Adesso, nelle ricostruzioni di Bloomberg, sarebbero tre le persone chiave per il suo futuro: Wolfgang Porsche, che guida la famiglia con il maggior numero di diritti di voto in Volkswagen; Bernd Osterloh, il potente capo del sindacato; Stephan Weil, governatore della Bassa Sassonia e forte di un diritto di veto all’interno della compagnia. Nelle febbrili ore di consultazioni che seguiranno tra qui e venerdì gireranno anche i nomi di possibili successori che potrebbero essere annunciati proprio dopodomani: già si parla di Matthias Mueller, il numero uno della Porsche che ha il sostegno della famiglia.
L’azione recupera. Il titolo Volkswagen resta l’osservato speciale della Borsa di Francoforte: all’avvio delle contrattazioni i titoli ordinari della casa di Wolfsburg sono scesi in area 105 euro, ma poi si sono risollevati e trattano in rialzo: provano a invertire il trend che ha abbattuto il valore dell’azione Vw nei due giorni di contrattazioni a seguito delle ammissioni sui test truccati negli Usa. Due sedute di passione, lunedì e martedì, che hanno fatto bruciare ai titoli dell’alfiere del Made in Germany quasi 25 miliardi di capitalizzazione al colosso che possiede anche Audi, Skoda e Porsche. A pesare sono i possibili impatti d’immagine, che bloccheranno la corsa verso la leadership mondiale delle auto a danno di Toyota, e gli effetti economici: si temono sanzioni fino a 18 miliardi solo negli Usa, ne sono stati accantonati per ora 6,5 per far fronte alle prime esigenze. Anche per questo, l’agenzia Fitch ha messo il rating di Volkswagen sotto osservazione con implicazioni negative. Come accaduto per il titolo Vw, però, anche gli altri protagonisti del settore - si pensi alla tedesca Daimler o a Fca in Italia - vivono un’apertura difficile e poi rimbalzano.

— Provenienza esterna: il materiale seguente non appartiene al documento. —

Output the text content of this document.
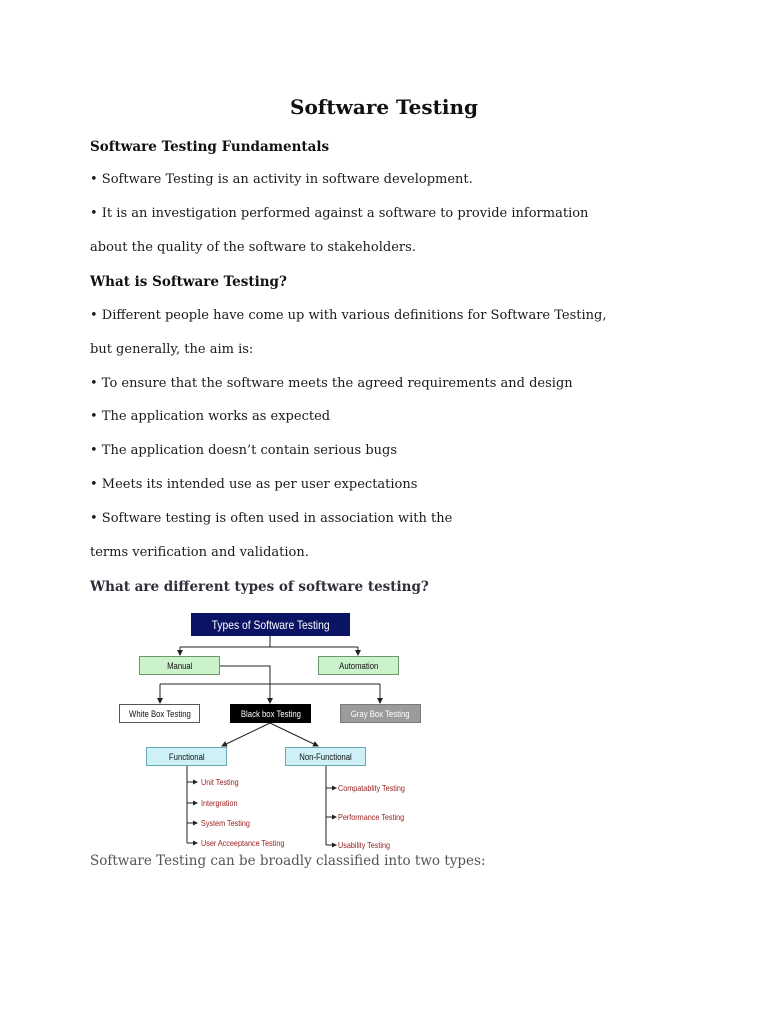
Software Testing
Software Testing Fundamentals
• Software Testing is an activity in software development.
• It is an investigation performed against a software to provide information
about the quality of the software to stakeholders.
What is Software Testing?
• Different people have come up with various definitions for Software Testing,
but generally, the aim is:
• To ensure that the software meets the agreed requirements and design
• The application works as expected
• The application doesn’t contain serious bugs
• Meets its intended use as per user expectations
• Software testing is often used in association with the
terms verification and validation.
What are different types of software testing?
Types of Software Testing
Manual	Automation
White Box Testing	Black box Testing	Gray Box Testing
Functional	Non-Functional
Unit Testing
Intergration
System Testing
User Acceeptance Testing
Compatablity Testing
Performance Testing
Usability Testing
Software Testing can be broadly classified into two types:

Le reazioni politiche. Fuori dalla casa tedesca, continuano le discussioni sul tema. "E’ un quadro di grande gravità e preoccupazione, i ministri Galletti e Del Rio, competenti sulla materia, hanno già chiesto informazioni alle aziende" sulle possibili ripercussioni e ’contagi’ "sul mercato italiano", spiega il ministro dello Sviluppo economico italiano, Federica Guidi. Sempre in Italia, il leader di Confindustria, Giorgio Squinzi, teme per il contraccolpo nella filiera, mentre il ministro delle Infrastrutture, Graziano Delrio, garantisce che verrà fatto tutto quel che serve per tutelare la salute. Mentre l’Acea, l’associazione dei costruttori europei, riconosce la "gravità della situazione" e tranquillizza dicendo che "non ci sono evidenze che sia un problema di settore", almeno 25 class action sono partite negli Usa da parte dei consumatori.

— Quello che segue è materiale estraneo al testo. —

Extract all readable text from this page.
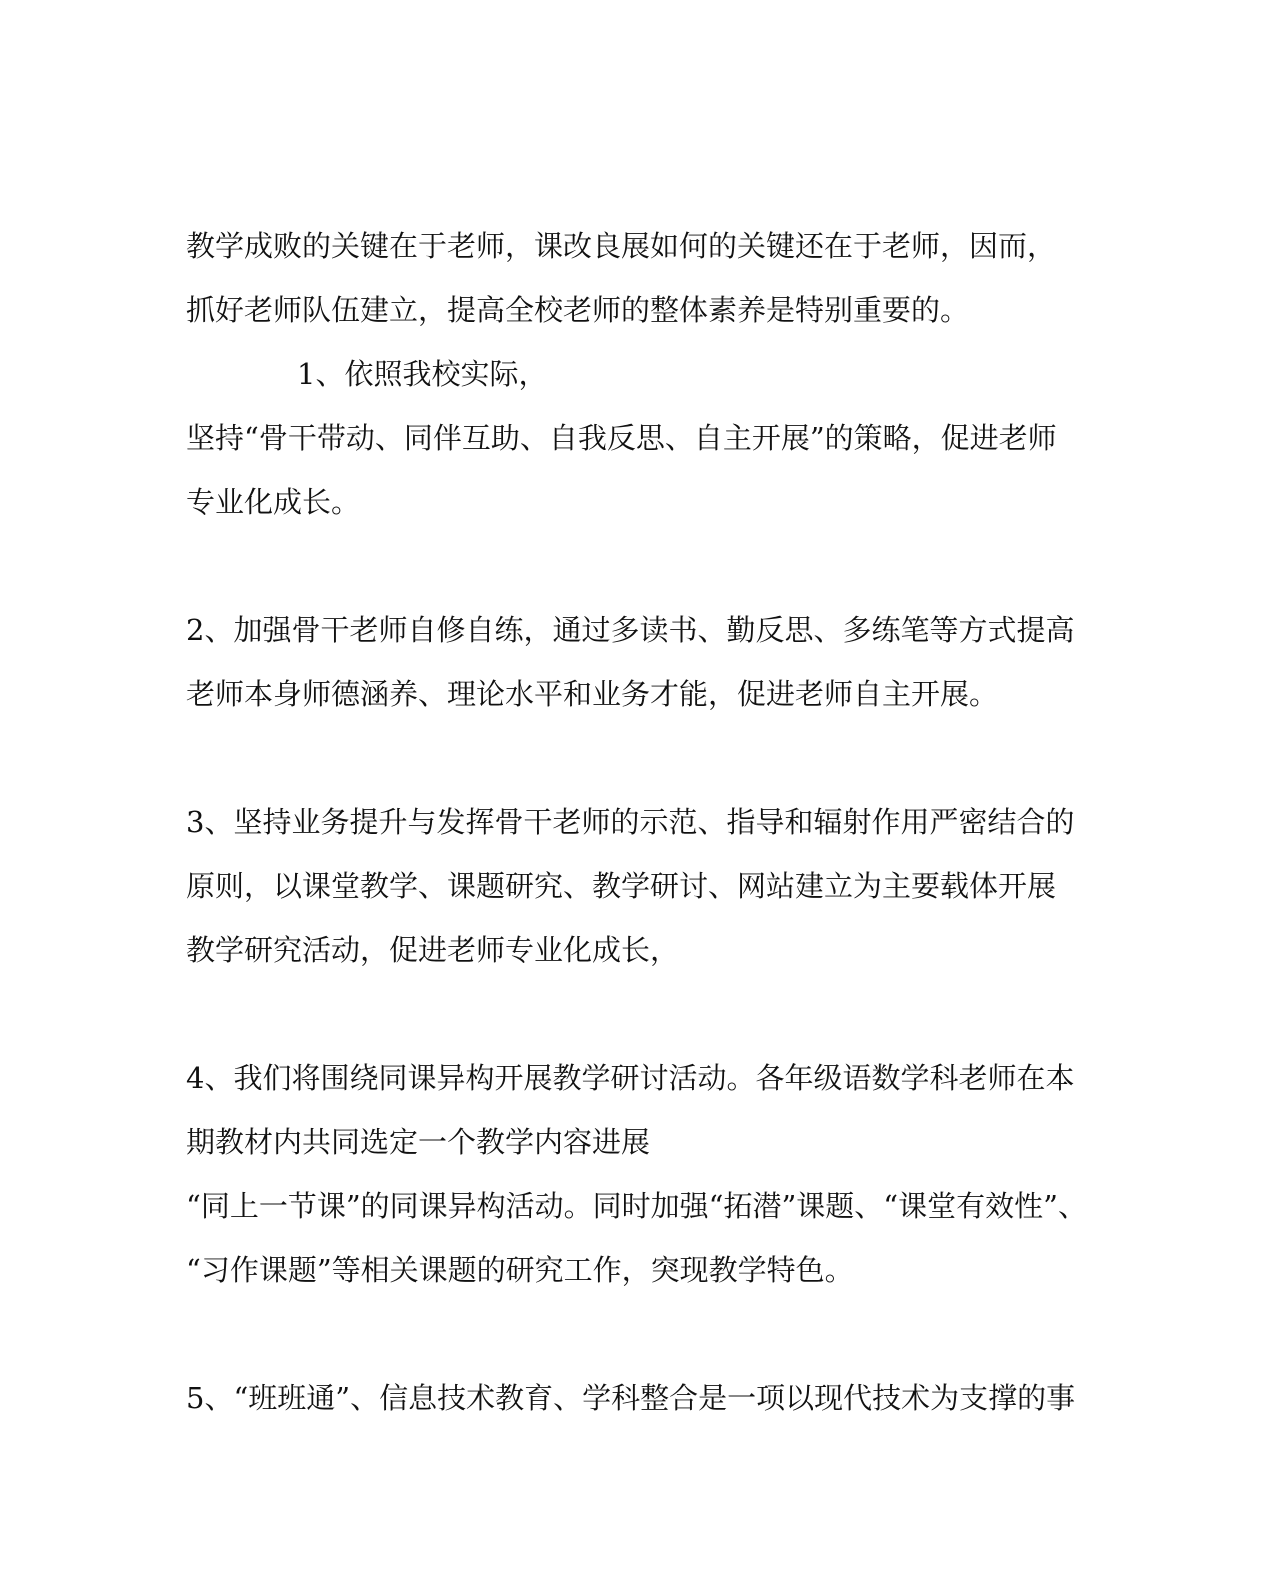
教学成败的关键在于老师，课改良展如何的关键还在于老师，因而，
抓好老师队伍建立，提高全校老师的整体素养是特别重要的。
1、依照我校实际，
坚持“骨干带动、同伴互助、自我反思、自主开展”的策略，促进老师
专业化成长。
2、加强骨干老师自修自练，通过多读书、勤反思、多练笔等方式提高
老师本身师德涵养、理论水平和业务才能，促进老师自主开展。
3、坚持业务提升与发挥骨干老师的示范、指导和辐射作用严密结合的
原则，以课堂教学、课题研究、教学研讨、网站建立为主要载体开展
教学研究活动，促进老师专业化成长，
4、我们将围绕同课异构开展教学研讨活动。各年级语数学科老师在本
期教材内共同选定一个教学内容进展
“同上一节课”的同课异构活动。同时加强“拓潜”课题、“课堂有效性”、
“习作课题”等相关课题的研究工作，突现教学特色。
5、“班班通”、信息技术教育、学科整合是一项以现代技术为支撑的事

Da Berlino, il Ministero dei Trasporti precisa che non era "a conoscenza dell’utilizzo di una tecnologia sui controlli delle emissioni", rispondendo a quanto scritto da Die Welt, sulla base di una risposta del dicastero ad un’interrogazione dei Verdi del 28 luglio scorso, da cui trapelava che il Ministero aveva avviato "il lavoro sull’ulteriore sviluppo del quadro normativo comunitario", con l’obiettivo di ridurre "le reali emissioni" dei veicoli. Per il ministro Dobrindt Alexander sono "accuse false e inopportune". Il Guardian sostiene - estendendo i calcoli dell’Epa sugli 11 milioni di veicoli ’truccati’ - che aver barato i test sulle emissioni potrebbe aver reso Vw responsabile di emissioni stimate tra le 230mila e le 950mila tonnellate di ossidi di azoto all’anno. Da Bruxelles, intanto, si incoraggiano "tutti gli Stati membri a compiere le necessarie indagini e a riferire alla Commissione Ue", che "discuterà con loro come coordinarle al meglio e faciliterà lo scambio di informazioni", dice la portavoce dell’esecutivo comunitario al mercato interno Lucia Caudet: "Accogliamo con favore le indagini avviate in Germania, Francia e Italia".
RITRATTO DI WINTERKORN
MILANO - Martin Winterkorn non è più l’amministratore delegato della Volkswagen, spazzato via dallo scandalo delle emissioni che sta scuotendo il mondo delle quattro ruote. Il potente manager ha negato di avere responsabilità dirette nel caso, del quale si è detto all’oscuro, e lascia un gruppo che è vorticosamente cresciuto sotto la sua guida. Non a caso, solo nella scorsa primavera, quando ai piani alti di Vw si è consumata una lacerante guerra con l’ex presidente del gruppo, Ferdinand Piech, i manager si sono schierati compatti con lui, fino a spingere il vecchio patron ad abbandonare. Allora, il Consiglio lo difese come il "miglior amministratore delegato del mondo".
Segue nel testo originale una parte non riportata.